Convert to an Annuity
In states and situations when the retirement account is being counted as an asset (such as with Roth IRAs), converting the money into a Medicaid compliant annuity might be a good solution. In simple terms, one can cash out his/her retirement plan and convert a lump sum of cash into a monthly stream of income. While this strategy makes the assets converted into an annuity exempt from Medicaid’s asset limit, the income stream will be counted towards Medicaid’s income limit. Therefore, an applicant must be careful when utilizing this strategy not to exceed the income limit or must combine this strategy with allocation of income to a non-applicant spouse.

 Proceed with Caution: If you or a loved one has a retirement savings account and are planning to apply for Medicaid, it is imperative that one contact a Medicaid professional planner for advisement. Incorrectly utilizing planning techniques can result in Medicaid disqualification by violating Medicaid’s look back rule. This is a period of time in which Medicaid looks at all past transfers to ensure assets were not sold for less than they were worth or given away in order to meet Medicaid’s asset limit. If one has violated this rule, there will be a period of time in which he/she is ineligible for Medicaid.
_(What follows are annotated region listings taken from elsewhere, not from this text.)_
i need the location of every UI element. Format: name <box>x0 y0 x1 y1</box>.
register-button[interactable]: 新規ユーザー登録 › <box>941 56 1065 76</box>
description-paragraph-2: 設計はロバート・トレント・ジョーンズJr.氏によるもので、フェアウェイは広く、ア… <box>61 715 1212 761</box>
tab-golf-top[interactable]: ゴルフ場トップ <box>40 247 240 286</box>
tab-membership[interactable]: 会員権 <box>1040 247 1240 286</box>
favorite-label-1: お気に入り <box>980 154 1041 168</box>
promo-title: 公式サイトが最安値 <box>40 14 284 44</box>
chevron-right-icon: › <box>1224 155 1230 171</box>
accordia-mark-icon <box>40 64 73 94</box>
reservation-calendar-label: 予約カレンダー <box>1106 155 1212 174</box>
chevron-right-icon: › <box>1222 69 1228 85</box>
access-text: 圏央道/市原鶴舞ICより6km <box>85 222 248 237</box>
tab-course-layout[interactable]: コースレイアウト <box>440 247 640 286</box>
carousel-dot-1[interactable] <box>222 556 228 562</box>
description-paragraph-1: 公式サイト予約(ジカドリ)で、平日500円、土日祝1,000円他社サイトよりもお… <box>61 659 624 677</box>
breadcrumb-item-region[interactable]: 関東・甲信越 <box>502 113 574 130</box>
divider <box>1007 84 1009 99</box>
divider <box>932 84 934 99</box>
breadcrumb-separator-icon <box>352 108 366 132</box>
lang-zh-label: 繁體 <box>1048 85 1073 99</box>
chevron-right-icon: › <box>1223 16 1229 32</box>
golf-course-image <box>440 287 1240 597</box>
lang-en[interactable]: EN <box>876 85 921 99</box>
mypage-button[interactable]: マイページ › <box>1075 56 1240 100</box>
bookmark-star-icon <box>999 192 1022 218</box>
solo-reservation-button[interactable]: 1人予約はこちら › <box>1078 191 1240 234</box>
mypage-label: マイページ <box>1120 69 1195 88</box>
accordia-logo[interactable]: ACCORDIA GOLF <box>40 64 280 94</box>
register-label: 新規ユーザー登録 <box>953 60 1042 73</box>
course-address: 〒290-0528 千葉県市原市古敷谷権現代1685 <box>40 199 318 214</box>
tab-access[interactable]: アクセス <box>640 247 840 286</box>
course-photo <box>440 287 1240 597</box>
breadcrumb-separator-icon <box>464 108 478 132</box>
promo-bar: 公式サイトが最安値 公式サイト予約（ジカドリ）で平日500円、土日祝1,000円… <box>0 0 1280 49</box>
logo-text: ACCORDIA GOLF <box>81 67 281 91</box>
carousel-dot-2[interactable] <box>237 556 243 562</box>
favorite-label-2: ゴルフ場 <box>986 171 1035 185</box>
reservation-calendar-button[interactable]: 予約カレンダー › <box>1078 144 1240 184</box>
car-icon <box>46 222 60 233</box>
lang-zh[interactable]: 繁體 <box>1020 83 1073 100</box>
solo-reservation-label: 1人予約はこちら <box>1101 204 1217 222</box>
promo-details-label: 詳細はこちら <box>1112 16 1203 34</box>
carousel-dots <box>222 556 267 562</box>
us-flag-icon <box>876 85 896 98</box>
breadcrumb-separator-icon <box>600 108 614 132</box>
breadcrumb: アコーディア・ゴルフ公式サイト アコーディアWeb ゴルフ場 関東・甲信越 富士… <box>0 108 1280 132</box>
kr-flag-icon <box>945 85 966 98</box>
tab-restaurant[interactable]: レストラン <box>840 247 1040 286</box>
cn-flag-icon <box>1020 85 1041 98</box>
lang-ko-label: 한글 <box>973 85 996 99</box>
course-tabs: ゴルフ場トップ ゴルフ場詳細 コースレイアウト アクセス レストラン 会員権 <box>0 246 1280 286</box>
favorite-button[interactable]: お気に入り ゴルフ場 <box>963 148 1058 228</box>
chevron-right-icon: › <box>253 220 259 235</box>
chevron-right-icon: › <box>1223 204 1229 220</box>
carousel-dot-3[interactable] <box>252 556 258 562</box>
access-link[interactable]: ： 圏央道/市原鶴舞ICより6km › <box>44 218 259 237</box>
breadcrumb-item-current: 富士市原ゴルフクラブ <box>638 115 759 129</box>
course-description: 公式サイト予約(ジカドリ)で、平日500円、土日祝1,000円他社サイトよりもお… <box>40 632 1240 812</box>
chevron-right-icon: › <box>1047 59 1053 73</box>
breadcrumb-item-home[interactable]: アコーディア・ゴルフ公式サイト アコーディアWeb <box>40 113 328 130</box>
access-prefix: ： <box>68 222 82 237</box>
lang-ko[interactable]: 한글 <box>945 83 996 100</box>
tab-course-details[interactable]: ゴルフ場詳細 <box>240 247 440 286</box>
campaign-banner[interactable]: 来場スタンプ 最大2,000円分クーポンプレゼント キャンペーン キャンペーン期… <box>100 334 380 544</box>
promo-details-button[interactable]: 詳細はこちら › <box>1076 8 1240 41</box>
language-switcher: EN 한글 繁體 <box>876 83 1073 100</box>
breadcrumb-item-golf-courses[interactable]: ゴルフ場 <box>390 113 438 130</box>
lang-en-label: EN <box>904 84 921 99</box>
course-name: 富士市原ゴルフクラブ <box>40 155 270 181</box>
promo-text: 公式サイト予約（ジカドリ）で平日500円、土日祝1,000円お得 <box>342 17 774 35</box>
Can Medicaid Take an Applicant’s Spouse’s Retirement Plan?

Medicaid programs, for the most part, count all assets held by either partner of a married couple as jointly held assets. However, there are exceptions and nuances, and while some states do count a non-applicant spouse’s IRA or 401K against the asset limit, approximately half of the states do not count it. (In a handful of states, the non-applicant spouse’s IRA must be in pay out status for it to be exempt). Even if a non-applicant spouse’s IRA is not exempt, if his / her spouse is applying for nursing home Medicaid or a HCBS Medicaid waiver, the non-applicant spouse is entitled to a greater amount of the couple’s assets. Couples in this situation should consult with a Medicaid planning expert to ensure a healthy spouse is left with enough income and resources on which to live.